Die Anklage hat etwa 142 Zeugen vorgeschlagen – darunter Angehörige der Opfer und Überlebende des Massakers – sowie 64 Sachverständige einschließlich Militäranalytikern, Gerichtsmedizinern, Anthropologen, Wissenschaftlern, Ermittlern und Psychologen. Unter den zur Beweisführung zugelassenen Dokumenten befinden sich Aufzeichnungen des Militärs, Pläne für die Operation zur Niederschlagung der Aufständischen, Feldberichte, die aus den Todeszonen an das Oberkommando geschickt wurden, und die 1999 veröffentlichten Ergebnisse der von den Vereinten Nationen unterstützten Wahrheitskommission, die besagen, dass in dem 36 Jahre andauernden Konflikt 200.000 Zivilisten starben oder verschwanden. Darüber hinaus stellte die Kommission fest, dass die Armee, die Polizei und die paramilitärischen Kräfte in Guatemala für 93 Prozent der im Krieg begangenen Menschenrechtsverletzungen verantwortlich waren.

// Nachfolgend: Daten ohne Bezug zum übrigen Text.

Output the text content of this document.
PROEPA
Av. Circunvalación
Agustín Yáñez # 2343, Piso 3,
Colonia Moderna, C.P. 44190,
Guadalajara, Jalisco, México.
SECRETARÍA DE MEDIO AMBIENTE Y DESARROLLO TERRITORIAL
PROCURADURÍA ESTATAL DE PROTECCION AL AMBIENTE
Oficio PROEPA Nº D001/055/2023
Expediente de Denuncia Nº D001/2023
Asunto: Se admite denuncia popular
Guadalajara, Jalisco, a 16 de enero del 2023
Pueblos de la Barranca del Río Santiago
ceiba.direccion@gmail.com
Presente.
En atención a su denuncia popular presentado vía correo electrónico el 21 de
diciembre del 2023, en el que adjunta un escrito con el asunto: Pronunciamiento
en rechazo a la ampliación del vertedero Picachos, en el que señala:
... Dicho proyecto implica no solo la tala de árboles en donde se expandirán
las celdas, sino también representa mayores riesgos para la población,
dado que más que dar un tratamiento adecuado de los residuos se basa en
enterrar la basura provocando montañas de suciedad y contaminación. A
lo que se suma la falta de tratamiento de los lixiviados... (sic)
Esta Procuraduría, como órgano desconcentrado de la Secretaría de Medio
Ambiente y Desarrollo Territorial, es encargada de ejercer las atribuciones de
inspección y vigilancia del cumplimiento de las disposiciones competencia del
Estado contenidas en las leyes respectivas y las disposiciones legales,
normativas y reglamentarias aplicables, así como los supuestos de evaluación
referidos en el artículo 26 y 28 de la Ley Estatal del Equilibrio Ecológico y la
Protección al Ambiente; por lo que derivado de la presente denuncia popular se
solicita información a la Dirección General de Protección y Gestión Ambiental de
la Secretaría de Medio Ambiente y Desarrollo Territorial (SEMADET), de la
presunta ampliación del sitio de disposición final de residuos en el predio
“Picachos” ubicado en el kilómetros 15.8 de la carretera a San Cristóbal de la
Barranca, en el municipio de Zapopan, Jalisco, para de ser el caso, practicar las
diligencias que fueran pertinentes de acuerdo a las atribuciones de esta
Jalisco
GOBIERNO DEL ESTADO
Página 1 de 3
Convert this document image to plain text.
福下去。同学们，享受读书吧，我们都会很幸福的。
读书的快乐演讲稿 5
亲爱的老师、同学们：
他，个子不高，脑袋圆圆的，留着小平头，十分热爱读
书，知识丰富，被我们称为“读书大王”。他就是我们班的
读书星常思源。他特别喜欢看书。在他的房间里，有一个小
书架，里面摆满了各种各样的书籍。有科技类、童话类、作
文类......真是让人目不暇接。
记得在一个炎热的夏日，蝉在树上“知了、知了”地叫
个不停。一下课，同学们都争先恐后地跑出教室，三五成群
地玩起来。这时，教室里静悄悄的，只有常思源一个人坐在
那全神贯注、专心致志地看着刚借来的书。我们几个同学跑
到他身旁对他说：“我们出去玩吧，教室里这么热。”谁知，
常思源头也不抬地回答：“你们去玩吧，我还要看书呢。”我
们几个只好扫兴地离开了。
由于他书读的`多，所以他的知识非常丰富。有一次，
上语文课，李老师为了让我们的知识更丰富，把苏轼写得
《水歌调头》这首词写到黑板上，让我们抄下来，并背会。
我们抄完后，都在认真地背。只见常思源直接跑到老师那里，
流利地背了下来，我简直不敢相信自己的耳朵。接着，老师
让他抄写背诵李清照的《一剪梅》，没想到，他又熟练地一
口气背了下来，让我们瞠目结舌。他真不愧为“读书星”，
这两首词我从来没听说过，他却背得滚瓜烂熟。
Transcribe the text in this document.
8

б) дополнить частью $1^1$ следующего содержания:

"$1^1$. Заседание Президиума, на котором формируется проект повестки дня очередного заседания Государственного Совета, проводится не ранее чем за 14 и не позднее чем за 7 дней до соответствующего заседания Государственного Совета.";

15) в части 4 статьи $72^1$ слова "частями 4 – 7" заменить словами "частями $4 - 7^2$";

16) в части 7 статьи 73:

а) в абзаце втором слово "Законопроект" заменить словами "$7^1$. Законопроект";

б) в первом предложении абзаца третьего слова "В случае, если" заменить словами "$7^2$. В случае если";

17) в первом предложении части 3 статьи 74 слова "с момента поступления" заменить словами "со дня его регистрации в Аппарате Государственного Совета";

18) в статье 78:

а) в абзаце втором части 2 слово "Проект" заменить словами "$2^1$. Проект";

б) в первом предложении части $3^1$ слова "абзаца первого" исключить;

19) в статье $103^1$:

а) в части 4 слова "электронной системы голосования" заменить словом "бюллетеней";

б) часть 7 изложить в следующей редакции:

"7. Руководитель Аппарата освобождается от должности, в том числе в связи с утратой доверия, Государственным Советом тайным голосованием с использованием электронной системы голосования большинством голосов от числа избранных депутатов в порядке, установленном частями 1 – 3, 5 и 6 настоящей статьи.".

Ríos Montt wurde im Januar 2012 wegen Völkermord angeklagt, doch eine Flut von Berufungsanträgen und Amnestiegesuchen sowie sonstige Verzögerungsversuche der Verteidigung sorgten dafür, dass der Fall keine Fortschritte machte. Die 13 noch ausstehenden Berufungsanträge sind nun aufgrund des von Richter Gálvez am Montag gefassten Beschlusses zur Eröffnung des Prozesses vom Tisch. In einem Gespräch mit Journalisten sagte Francisco Palomo, einer der Anwälte von Ríos Montt, gestern, dass die Verteidigung nun an einem Einspruch gegen die Entscheidung des Richters, den Prozess zu eröffnen, arbeite. Er bezeichnete ihn als „politischen Lynchmord“.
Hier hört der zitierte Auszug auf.